Traumazine
Megan Thee Stallion
Omniprésente sur les réseaux sociaux et dans les médias, Megan Thee Stallion a tout de même le temps de se poser de temps en temps pour concevoir un véritable album. Traumazine donc, avec une pochette plus sombre qui contraste quelque peu avec l’esthétique de ses anciens projets. C’est d’ailleurs cette apparente grisaille qui déboussole à la première écoute : les premiers morceaux sont peu avenants, la Texane semble incapable de se dérider et se fait même coiffer au poteau par une Latto qui sort un couplet plus amusant que le sien sur le pourtant très prometteur « Budget ». Plutôt amère et ayant probablement envie de régler ses comptes avec un label qui l’emmerde et des haters qui l’emmerdent encore plus depuis que Tory Lanez lui a tiré une balle dans le pied (littéralement), la rappeuse de San Antonio n'a pas très envie de rire, et ça s'entend tout particulièrement « Not Nice » (« And you ain't worth the crack your momma used to smoke, bitch / You got the roaches in your crib sharin' snacks with your kids »).

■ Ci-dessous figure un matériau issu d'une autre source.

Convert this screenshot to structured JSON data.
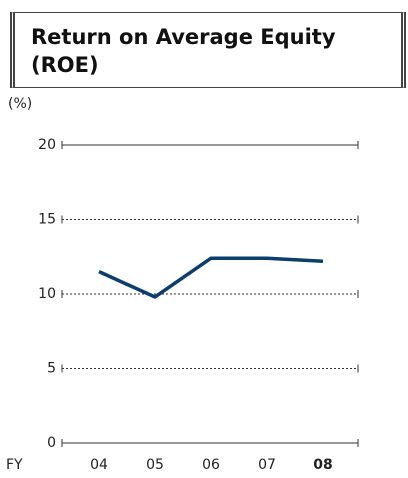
{
  "chart_data": {
    "type": "line",
    "title": "Return on Average Equity (ROE)",
    "ylabel": "(%)",
    "xlabel": "FY",
    "categories": [
      "04",
      "05",
      "06",
      "07",
      "08"
    ],
    "series": [
      {
        "name": "ROE",
        "color": "#0b3d6e",
        "values": [
          11.5,
          9.8,
          12.4,
          12.4,
          12.2
        ]
      }
    ],
    "ylim": [
      0,
      20
    ],
    "yticks": [
      0,
      5,
      10,
      15,
      20
    ],
    "grid": true
  }
}
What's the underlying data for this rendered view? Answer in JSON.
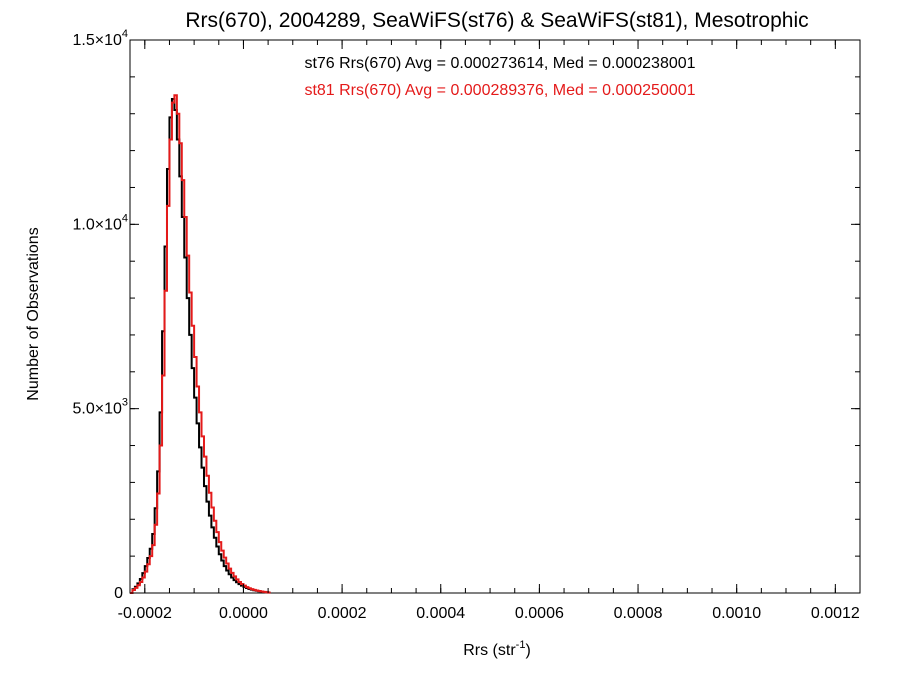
{
  "chart_data": {
    "type": "histogram",
    "title": "Rrs(670), 2004289, SeaWiFS(st76) & SeaWiFS(st81), Mesotrophic",
    "xlabel": "Rrs (str",
    "xlabel_sup": "-1",
    "xlabel_end": ")",
    "ylabel": "Number of Observations",
    "xlim": [
      -0.00023,
      0.00125
    ],
    "ylim": [
      0,
      15000
    ],
    "x_ticks": [
      -0.0002,
      0.0,
      0.0002,
      0.0004,
      0.0006,
      0.0008,
      0.001,
      0.0012
    ],
    "x_tick_labels": [
      "-0.0002",
      "0.0000",
      "0.0002",
      "0.0004",
      "0.0006",
      "0.0008",
      "0.0010",
      "0.0012"
    ],
    "y_ticks": [
      {
        "value": 0,
        "base": "0",
        "exp": ""
      },
      {
        "value": 5000,
        "base": "5.0×10",
        "exp": "3"
      },
      {
        "value": 10000,
        "base": "1.0×10",
        "exp": "4"
      },
      {
        "value": 15000,
        "base": "1.5×10",
        "exp": "4"
      }
    ],
    "bin_width": 5e-06,
    "series": [
      {
        "name": "st76",
        "color": "#000000",
        "annotation": "st76 Rrs(670) Avg = 0.000273614, Med = 0.000238001",
        "x_start": -0.00023,
        "counts": [
          0,
          100,
          170,
          260,
          380,
          540,
          730,
          950,
          1200,
          1600,
          2300,
          3300,
          4900,
          7100,
          9400,
          11500,
          12900,
          13400,
          13100,
          12300,
          11300,
          10200,
          9100,
          8000,
          7000,
          6100,
          5300,
          4600,
          3950,
          3400,
          2900,
          2480,
          2100,
          1780,
          1500,
          1260,
          1050,
          880,
          730,
          610,
          510,
          420,
          350,
          290,
          240,
          200,
          165,
          135,
          110,
          90,
          74,
          60,
          48,
          38,
          28,
          20,
          10
        ]
      },
      {
        "name": "st81",
        "color": "#e41a1a",
        "annotation": "st81 Rrs(670) Avg = 0.000289376, Med = 0.000250001",
        "x_start": -0.00023,
        "counts": [
          0,
          80,
          140,
          210,
          300,
          420,
          580,
          780,
          1000,
          1300,
          1850,
          2700,
          4000,
          5900,
          8200,
          10500,
          12300,
          13300,
          13500,
          13000,
          12200,
          11200,
          10200,
          9150,
          8150,
          7250,
          6400,
          5600,
          4900,
          4250,
          3700,
          3180,
          2720,
          2320,
          1960,
          1650,
          1380,
          1150,
          960,
          800,
          660,
          545,
          450,
          370,
          300,
          245,
          200,
          160,
          130,
          105,
          85,
          68,
          54,
          42,
          31,
          22,
          12
        ]
      }
    ]
  }
}
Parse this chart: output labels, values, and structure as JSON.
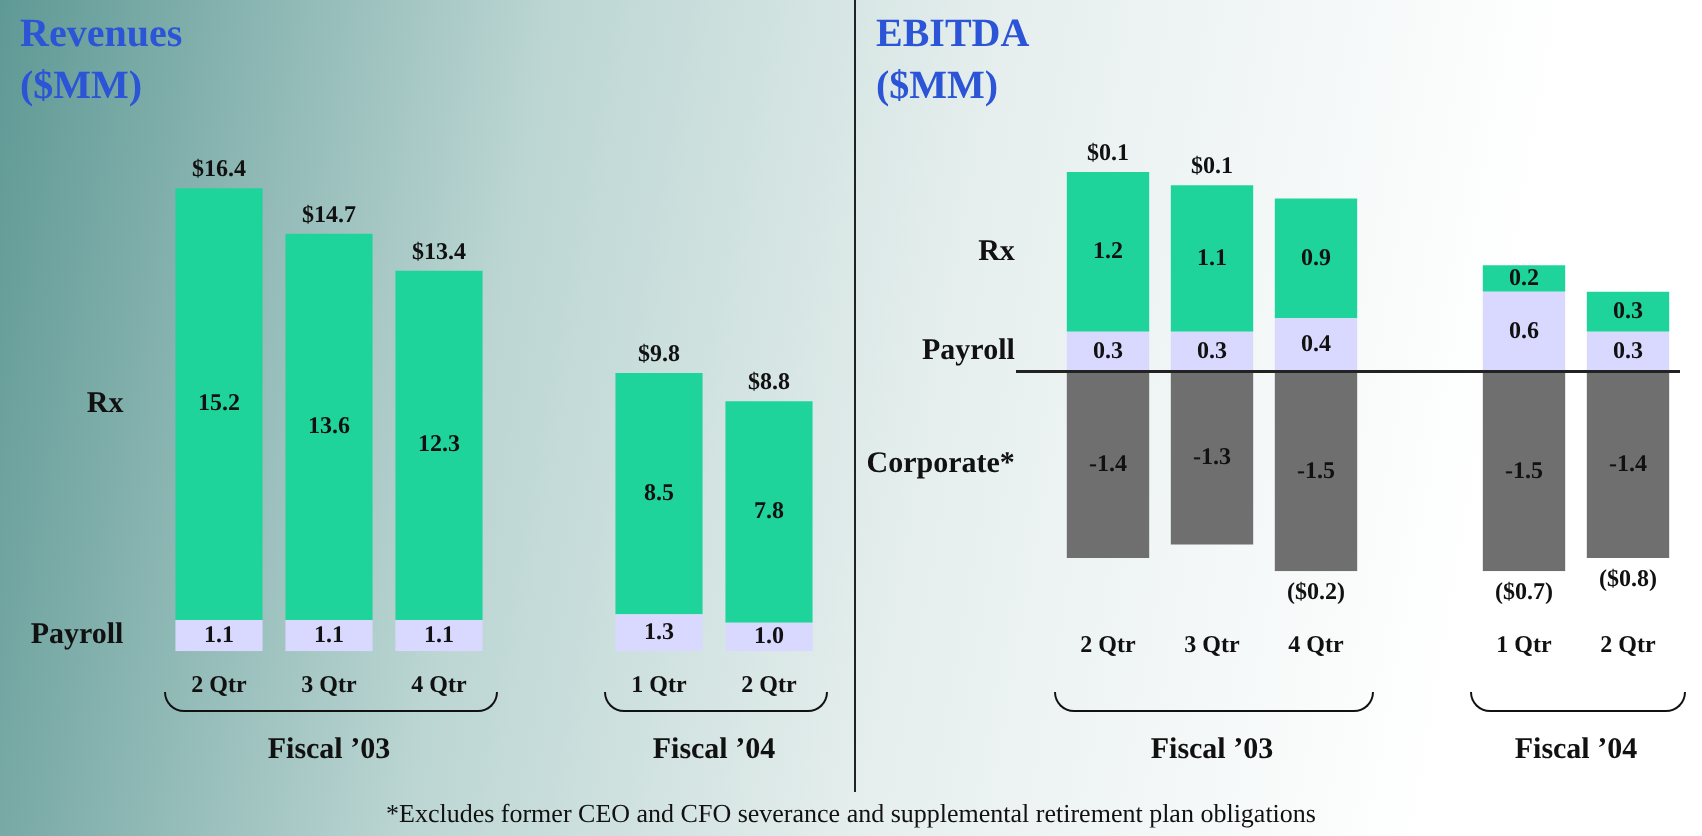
{
  "chart_data": [
    {
      "type": "bar",
      "title": "Revenues ($MM)",
      "stacked": true,
      "tick_labels": "x",
      "grid": false,
      "legend": false,
      "categories": [
        "2 Qtr",
        "3 Qtr",
        "4 Qtr",
        null,
        "1 Qtr",
        "2 Qtr"
      ],
      "series": [
        {
          "name": "Payroll",
          "color": "#d9d9ff",
          "values": [
            1.1,
            1.1,
            1.1,
            null,
            1.3,
            1.0
          ],
          "value_labels": [
            "1.1",
            "1.1",
            "1.1",
            null,
            "1.3",
            "1.0"
          ]
        },
        {
          "name": "Rx",
          "color": "#1ed49a",
          "values": [
            15.2,
            13.6,
            12.3,
            null,
            8.5,
            7.8
          ],
          "value_labels": [
            "15.2",
            "13.6",
            "12.3",
            null,
            "8.5",
            "7.8"
          ]
        }
      ],
      "totals": [
        "$16.4",
        "$14.7",
        "$13.4",
        null,
        "$9.8",
        "$8.8"
      ],
      "annotations": [
        "Fiscal ’03",
        "Fiscal ’04"
      ]
    },
    {
      "type": "bar",
      "title": "EBITDA ($MM)",
      "stacked": true,
      "tick_labels": "x",
      "grid": false,
      "legend": false,
      "categories": [
        "2 Qtr",
        "3 Qtr",
        "4 Qtr",
        null,
        "1 Qtr",
        "2 Qtr"
      ],
      "series": [
        {
          "name": "Payroll",
          "color": "#d9d9ff",
          "values": [
            0.3,
            0.3,
            0.4,
            null,
            0.6,
            0.3
          ],
          "value_labels": [
            "0.3",
            "0.3",
            "0.4",
            null,
            "0.6",
            "0.3"
          ]
        },
        {
          "name": "Rx",
          "color": "#1ed49a",
          "values": [
            1.2,
            1.1,
            0.9,
            null,
            0.2,
            0.3
          ],
          "value_labels": [
            "1.2",
            "1.1",
            "0.9",
            null,
            "0.2",
            "0.3"
          ]
        },
        {
          "name": "Corporate*",
          "color": "#6f6f6f",
          "values": [
            -1.4,
            -1.3,
            -1.5,
            null,
            -1.5,
            -1.4
          ],
          "value_labels": [
            "-1.4",
            "-1.3",
            "-1.5",
            null,
            "-1.5",
            "-1.4"
          ]
        }
      ],
      "totals": [
        "$0.1",
        "$0.1",
        "($0.2)",
        null,
        "($0.7)",
        "($0.8)"
      ],
      "ref_lines": [
        {
          "axis": "y",
          "value": 0,
          "color": "#222222"
        }
      ],
      "annotations": [
        "Fiscal ’03",
        "Fiscal ’04",
        "*Excludes former CEO and CFO severance and supplemental retirement plan obligations"
      ]
    }
  ]
}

En fait, il faut attendre « Gift & A Curse » pour que la Megan Thee Stallion qu’on aimait revienne à la charge avec un banger produit par Murda Beatz rempli de roublardise, de dérision et de paroles propices à être hurlées dans une fosse. On sent alors poindre une forme de relâchement bienvenu, qui se concrétise par « Ms. Nasty » où elle se plonge dans la peau d’un de ses personnages libidineux et hauts en couleur. L’album est enfin lancé et Megan ne fait qu’une bouchée de son feat avec Pooh Shiesty (« Who Me »). La suite de l’album poursuivra cet exercice éclectique et décomplexé tout en excellant dans tous les registres où elle s’inscrit, que ce soit avec un « Red Wine » qui fleure bon les métaphores graveleuses et dont l'aisance à se moquer de tout ce qui tourne autour de la bagatelle peut rappeler le génie de sa collègue Cupcakke. Mais aussi avec « Scary », morceau qui joue le contrepied en proposant un univers loufoque à la Tim Burton avec en guise de Chat de Chester une Rico Nasty bien allumée. Ces deux morceaux guignolesques donneront suite à deux morceaux davantage introspectifs, la preuve que pour une fois la tracklist d’un album rap grand public peut aussi être cohérente et alterner les humeurs et les ambiances avec plus ou moins d’aisance - on pense ici à ce morceau plus laid-back en compagnie de Jhené Aiko et de la ballade « Star ».
On avait déjà eu l’occasion d’entendre Megan Thee Stallion s’adonner à l’exercice de la ballade pop éthérée avec « Don’t Rock Me To Sleep », mais le résultat sonnait beaucoup trop formaté, comme pour s’acquitter du cahier des charges inhérent au premier album qui doit manger à tous les râteliers. Cette fois, la MC s’approprie vraiment tous les morceaux à l'image de ce « Pressurelicious » qui s’offre un featuring de toute grande classe de Future. Et que dire du tube « Sweetest Pie », ou du posse-cut « Southside Royalty Freestyle » qui réunit quelque O.G.’s de Houston, dont le grand Sauce Walka, lequel rappelle avec insistance l’héritage qu’il aurait (déjà) transmis à la scène mainstream actuelle. Bref, un grand coup de collier a été nécessaire pour sortir cet album complet qui nous fait passer par plein d'émotions intenses et contradictoires. Bien dans ses Louboutin et toisant tous ses adversaires du haut de son (quasi) mètre quatre-vingt, celle qui twerkait récemment aux côtés de She-Hulk nous rappelle avec cet album qu'en plus d'être une super-héroïne au quotidien, elle n'en est pas moins humaine pour autant.